01 Ocak 2024 Pazartesi

Aidiyet duygusunun gölgesinde yaşamak…

0

BEĞENDİM

ABONE OL

“Aidiyet duygusu,” insanlarımızın ihtiyaç duymaktan kendilerini kurtaramadıkları bir sosyal-kalkan adeta…

Siz kalkan yerine siper mi, diyorsunuz?.. O da olabilir.  Öyle de bakılabilir soruna; sizin dediğiniz gibi olsun…

“Sorun” diyorum, evet… Bence, özgür, kendi ayakları üzerinde durma gücüne erişmiş ve ergen bir birey olarak varoluşunun merdivenlerinde az da olsa biraz yol alabilmiş “özgün” bir insanın penceresinden bakıldığında sözünü ettiğimiz bu “duygu” gerçek bir sorundur…

Bir yere, bir yöreye, bir patiye, bir derneğe, bir gruba ya da bir tarikata ait olduğunu hissetmek, o topluluk içindeki insanların rüzgârını arkasına alarak yaşamaya çalışmak ve toplum içinde kendisini güçlü hissetmek için böyle bir desteğe gereksinim duymak ya da yalnızlığının ıssız dinginliğine katlanamamak… Güçlü olmak ya da öyle görünmek için, bu itici güce yaslanma ihtiyacından kurtulamamak… İşte kişinin kendisini aidiyet duygusunun arkasına saklamasının temel nedenleri bunlardır.

Evet, uygar bir insan, içinde yaşadığı toplumda bu “kitleye yaslanış”ının hesabını vermek durumundadır!..

Herhangi bir kentin sıradan bir sokağında yürüyorsunuz…

Karşınıza gelen bir binanın üçüncü kat balkonuna asılmış derme-çatma bir tabela: “Konyalılar Derneği…”

Bir diğer sokağa sapıyorsunuz, bir başka tabela çıkıyor karşınıza: Merzifonlular Dayanışma Derneği…”

Yan sokağa yönelip, caddeye ulaşıyorsunuz karşınıza bir tabela daha çıkıyor: “Göl” Feneri Derneği…

Cadde boyunca yürüyüp, bir meydana ulaşıyorsunuz: tam karşıda, hemen dördüncü katta; ilginç bir tabela daha: “Delikli Şapka Giyenler Derneği…”

Aidiyet duygusu, belirlenen ortak bir payda üzerindeki güç birikiminden rüzgâr alıyor ve insanların güçsüzlüklerine güç katmayı amaçlıyor; yalnızlıklarına kalabalığın uğultusunu şırınga ediyor…

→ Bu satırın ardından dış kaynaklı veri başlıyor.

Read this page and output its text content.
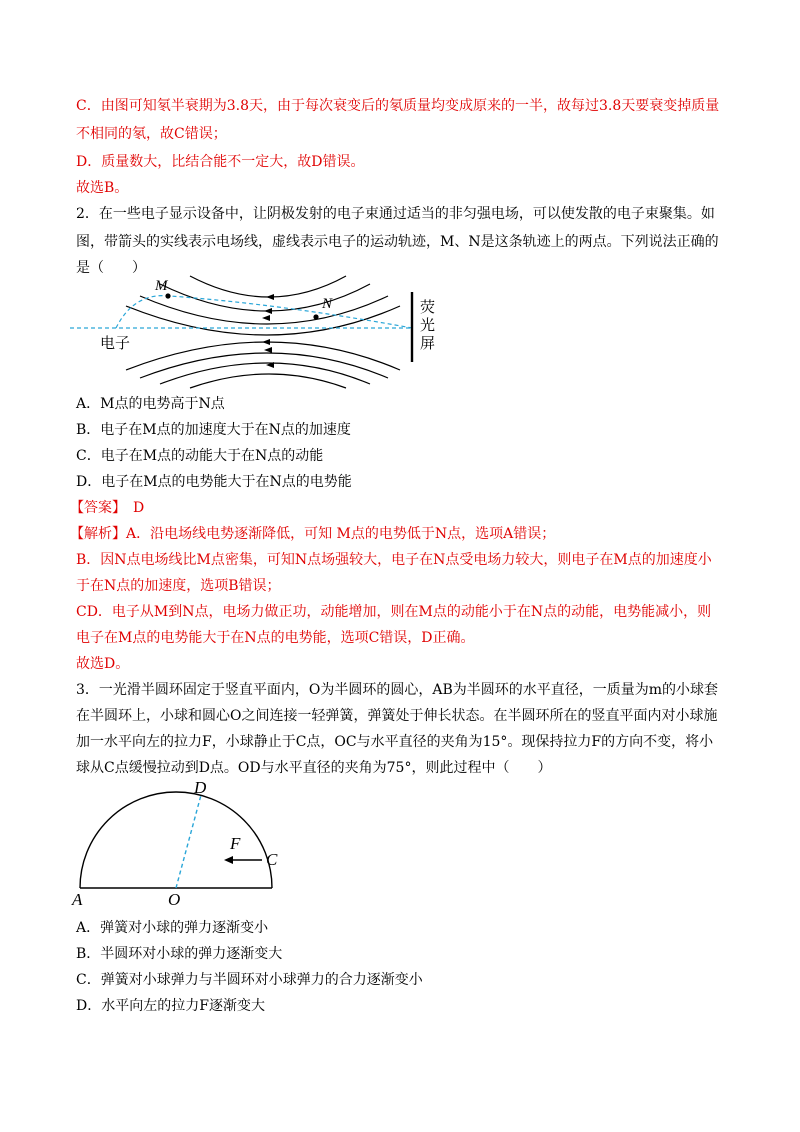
C．由图可知氡半衰期为3.8天，由于每次衰变后的氡质量均变成原来的一半，故每过3.8天要衰变掉质量
不相同的氡，故C错误；
D．质量数大，比结合能不一定大，故D错误。
故选B。
2．在一些电子显示设备中，让阴极发射的电子束通过适当的非匀强电场，可以使发散的电子束聚集。如
图，带箭头的实线表示电场线，虚线表示电子的运动轨迹，M、N是这条轨迹上的两点。下列说法正确的
是（　　）
M
N
电子
荧
光
屏
A．M点的电势高于N点
B．电子在M点的加速度大于在N点的加速度
C．电子在M点的动能大于在N点的动能
D．电子在M点的电势能大于在N点的电势能
【答案】　D
【解析】A．沿电场线电势逐渐降低，可知 M点的电势低于N点，选项A错误；
B．因N点电场线比M点密集，可知N点场强较大，电子在N点受电场力较大，则电子在M点的加速度小
于在N点的加速度，选项B错误；
CD．电子从M到N点，电场力做正功，动能增加，则在M点的动能小于在N点的动能，电势能减小，则
电子在M点的电势能大于在N点的电势能，选项C错误，D正确。
故选D。
3．一光滑半圆环固定于竖直平面内，O为半圆环的圆心，AB为半圆环的水平直径，一质量为m的小球套
在半圆环上，小球和圆心O之间连接一轻弹簧，弹簧处于伸长状态。在半圆环所在的竖直平面内对小球施
加一水平向左的拉力F，小球静止于C点，OC与水平直径的夹角为15°。现保持拉力F的方向不变，将小
球从C点缓慢拉动到D点。OD与水平直径的夹角为75°，则此过程中（　　）
D
F
C
A	O
A．弹簧对小球的弹力逐渐变小
B．半圆环对小球的弹力逐渐变大
C．弹簧对小球弹力与半圆环对小球弹力的合力逐渐变小
D．水平向左的拉力F逐渐变大
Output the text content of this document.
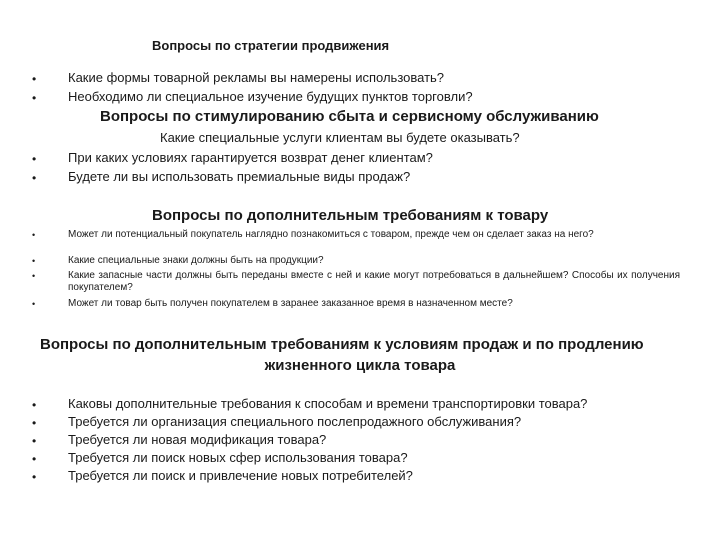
Вопросы по стратегии продвижения
• Какие формы товарной рекламы вы намерены использовать?
• Необходимо ли специальное изучение будущих пунктов торговли?
Вопросы по стимулированию сбыта и сервисному обслуживанию
Какие специальные услуги клиентам вы будете оказывать?
• При каких условиях гарантируется возврат денег клиентам?
• Будете ли вы использовать премиальные виды продаж?
Вопросы по дополнительным требованиям к товару
•	Может ли потенциальный покупатель наглядно познакомиться с товаром, прежде чем он сделает заказ на него?
•	Какие специальные знаки должны быть на продукции?
•	Какие запасные части должны быть переданы вместе с ней и какие могут потребоваться в дальнейшем? Способы их получения покупателем?
•	Может ли товар быть получен покупателем в заранее заказанное время в назначенном месте?
Вопросы по дополнительным требованиям к условиям продаж и по продлению
жизненного цикла товара
• Каковы дополнительные требования к способам и времени транспортировки товара?
• Требуется ли организация специального послепродажного обслуживания?
• Требуется ли новая модификация товара?
• Требуется ли поиск новых сфер использования товара?
• Требуется ли поиск и привлечение новых потребителей?
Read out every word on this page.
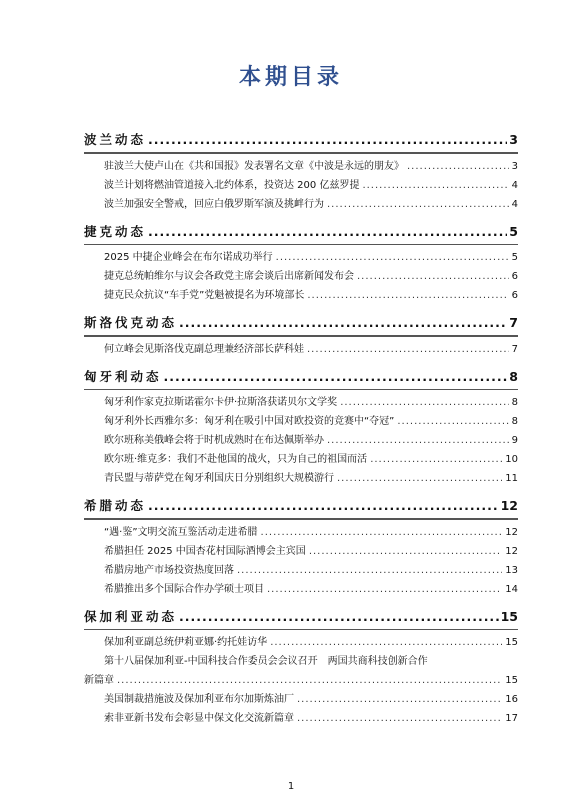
本期目录
波兰动态 .....	3
驻波兰大使卢山在《共和国报》发表署名文章《中波是永远的朋友》 .....	3
波兰计划将燃油管道接入北约体系，投资达 200 亿兹罗提 .....	4
波兰加强安全警戒，回应白俄罗斯军演及挑衅行为 .....	4
捷克动态 .....	5
2025 中捷企业峰会在布尔诺成功举行 .....	5
捷克总统帕维尔与议会各政党主席会谈后出席新闻发布会 .....	6
捷克民众抗议“车手党”党魁被提名为环境部长 .....	6
斯洛伐克动态 .....	7
何立峰会见斯洛伐克副总理兼经济部长萨科娃 .....	7
匈牙利动态 .....	8
匈牙利作家克拉斯诺霍尔卡伊·拉斯洛获诺贝尔文学奖 .....	8
匈牙利外长西雅尔多：匈牙利在吸引中国对欧投资的竞赛中“夺冠” .....	8
欧尔班称美俄峰会将于时机成熟时在布达佩斯举办 .....	9
欧尔班·维克多：我们不赴他国的战火，只为自己的祖国而活 .....	10
青民盟与蒂萨党在匈牙利国庆日分别组织大规模游行 .....	11
希腊动态 .....	12
“遇·鉴”文明交流互鉴活动走进希腊 .....	12
希腊担任 2025 中国杏花村国际酒博会主宾国 .....	12
希腊房地产市场投资热度回落 .....	13
希腊推出多个国际合作办学硕士项目 .....	14
保加利亚动态 .....	15
保加利亚副总统伊莉亚娜·约托娃访华 .....	15
第十八届保加利亚-中国科技合作委员会会议召开　两国共商科技创新合作
新篇章 .....	15
美国制裁措施波及保加利亚布尔加斯炼油厂 .....	16
索非亚新书发布会彰显中保文化交流新篇章 .....	17
1
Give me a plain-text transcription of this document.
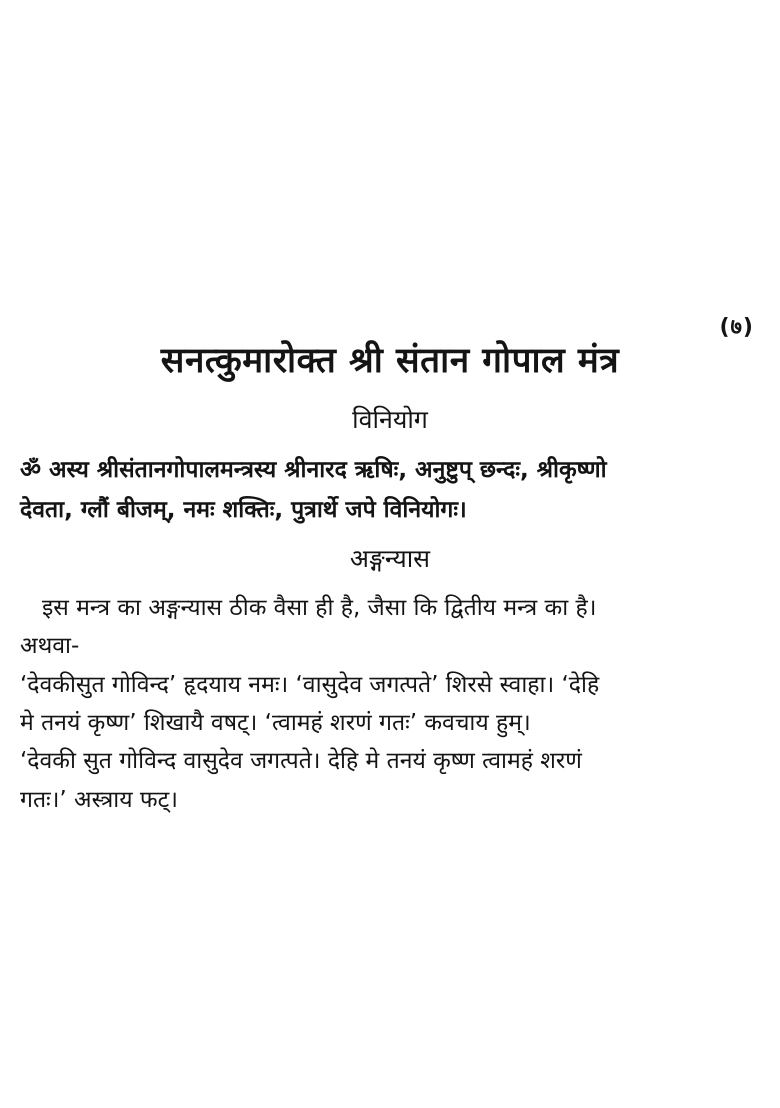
(७)
सनत्कुमारोक्त श्री संतान गोपाल मंत्र
विनियोग
ॐ अस्य श्रीसंतानगोपालमन्त्रस्य श्रीनारद ऋषिः, अनुष्टुप् छन्दः, श्रीकृष्णो
देवता, ग्लौं बीजम्, नमः शक्तिः, पुत्रार्थे जपे विनियोगः।
अङ्गन्यास
इस मन्त्र का अङ्गन्यास ठीक वैसा ही है, जैसा कि द्वितीय मन्त्र का है।
अथवा-
‘देवकीसुत गोविन्द’ हृदयाय नमः। ‘वासुदेव जगत्पते’ शिरसे स्वाहा। ‘देहि
मे तनयं कृष्ण’ शिखायै वषट्। ‘त्वामहं शरणं गतः’ कवचाय हुम्।
‘देवकी सुत गोविन्द वासुदेव जगत्पते। देहि मे तनयं कृष्ण त्वामहं शरणं
गतः।’ अस्त्राय फट्।
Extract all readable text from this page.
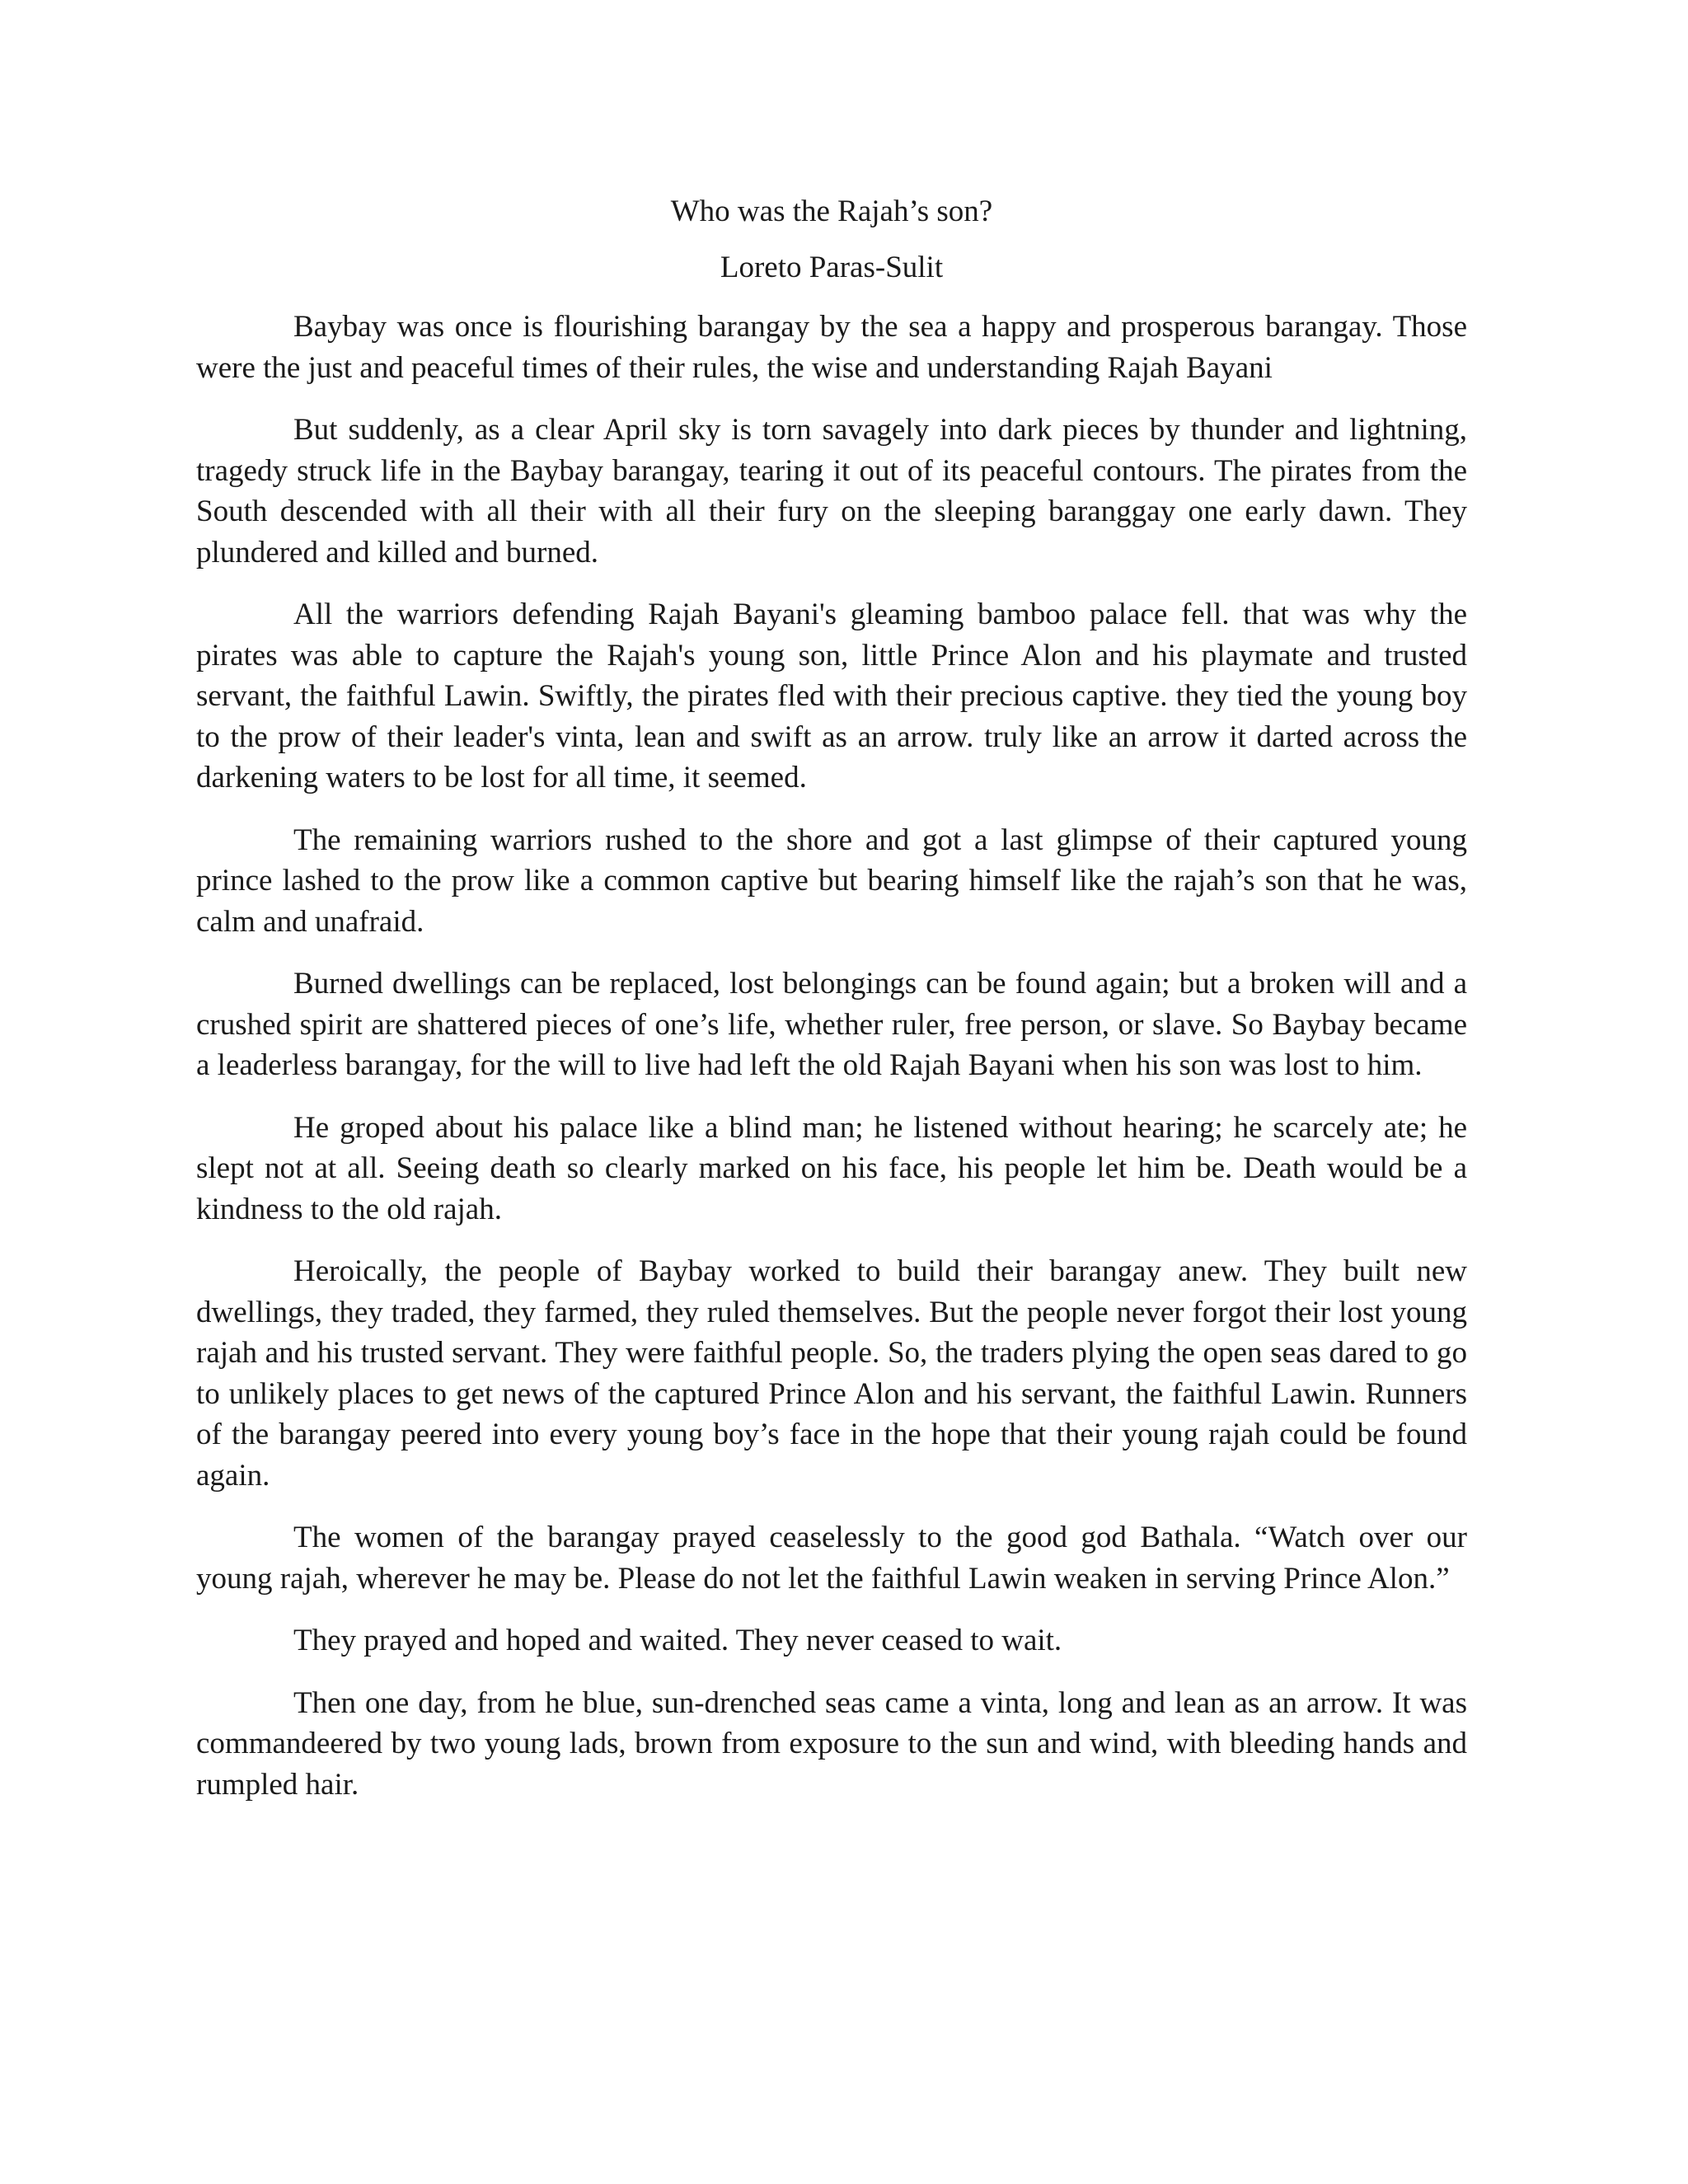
Who was the Rajah’s son?

Loreto Paras-Sulit

Baybay was once is flourishing barangay by the sea a happy and prosperous barangay. Those were the just and peaceful times of their rules, the wise and understanding Rajah Bayani

But suddenly, as a clear April sky is torn savagely into dark pieces by thunder and lightning, tragedy struck life in the Baybay barangay, tearing it out of its peaceful contours. The pirates from the South descended with all their with all their fury on the sleeping baranggay one early dawn. They plundered and killed and burned.

All the warriors defending Rajah Bayani's gleaming bamboo palace fell. that was why the pirates was able to capture the Rajah's young son, little Prince Alon and his playmate and trusted servant, the faithful Lawin. Swiftly, the pirates fled with their precious captive. they tied the young boy to the prow of their leader's vinta, lean and swift as an arrow. truly like an arrow it darted across the darkening waters to be lost for all time, it seemed.

The remaining warriors rushed to the shore and got a last glimpse of their captured young prince lashed to the prow like a common captive but bearing himself like the rajah’s son that he was, calm and unafraid.

Burned dwellings can be replaced, lost belongings can be found again; but a broken will and a crushed spirit are shattered pieces of one’s life, whether ruler, free person, or slave. So Baybay became a leaderless barangay, for the will to live had left the old Rajah Bayani when his son was lost to him.

He groped about his palace like a blind man; he listened without hearing; he scarcely ate; he slept not at all. Seeing death so clearly marked on his face, his people let him be. Death would be a kindness to the old rajah.

Heroically, the people of Baybay worked to build their barangay anew. They built new dwellings, they traded, they farmed, they ruled themselves. But the people never forgot their lost young rajah and his trusted servant. They were faithful people. So, the traders plying the open seas dared to go to unlikely places to get news of the captured Prince Alon and his servant, the faithful Lawin. Runners of the barangay peered into every young boy’s face in the hope that their young rajah could be found again.

The women of the barangay prayed ceaselessly to the good god Bathala. “Watch over our young rajah, wherever he may be. Please do not let the faithful Lawin weaken in serving Prince Alon.”

They prayed and hoped and waited. They never ceased to wait.

Then one day, from he blue, sun-drenched seas came a vinta, long and lean as an arrow. It was commandeered by two young lads, brown from exposure to the sun and wind, with bleeding hands and rumpled hair.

Peki… Aidiyet duygusu, örgütlü toplum hedefinin önemli bir dinamosu mudur?

Hayır, değildir!

Aidiyet duygusuna ihtiyaç duyan insanların bir araya gelmesi, bilinçli bir siyasal örgütlenmenin oldukça uzağında kalan başıbozuk kalabalıkların amaçsız görüntüsüdür…

Bilinçli bir siyasal örgütlenme, her şeyden önce belirli bir düşünce ve ilke birliğini gerektirir.

Birlikteliğin ortak paydası, işte bu düşünce ve ideal birliğidir.

A-simetrik psikolojik savaşın mimarları, bu ortak paydaya “ideoloji” diyorlar ve toplumsal muhalefetin ortak eylemlerinin bu nitelikteki bir düşünce ve ideal birliğine ulaşmasına ellerinden geldiği kadar engel olmaya çalışıyorlar…

Eğer siyaseti, ülkenizin ulusal çıkarları yönündeki bir düşünce ve ideal birliğinin merkezi yapıp, eylemlerinizin pusulası haline getirebiliyorsanız… Kendinizi gerçek bir yurtsever olarak tanımlayabilirsiniz.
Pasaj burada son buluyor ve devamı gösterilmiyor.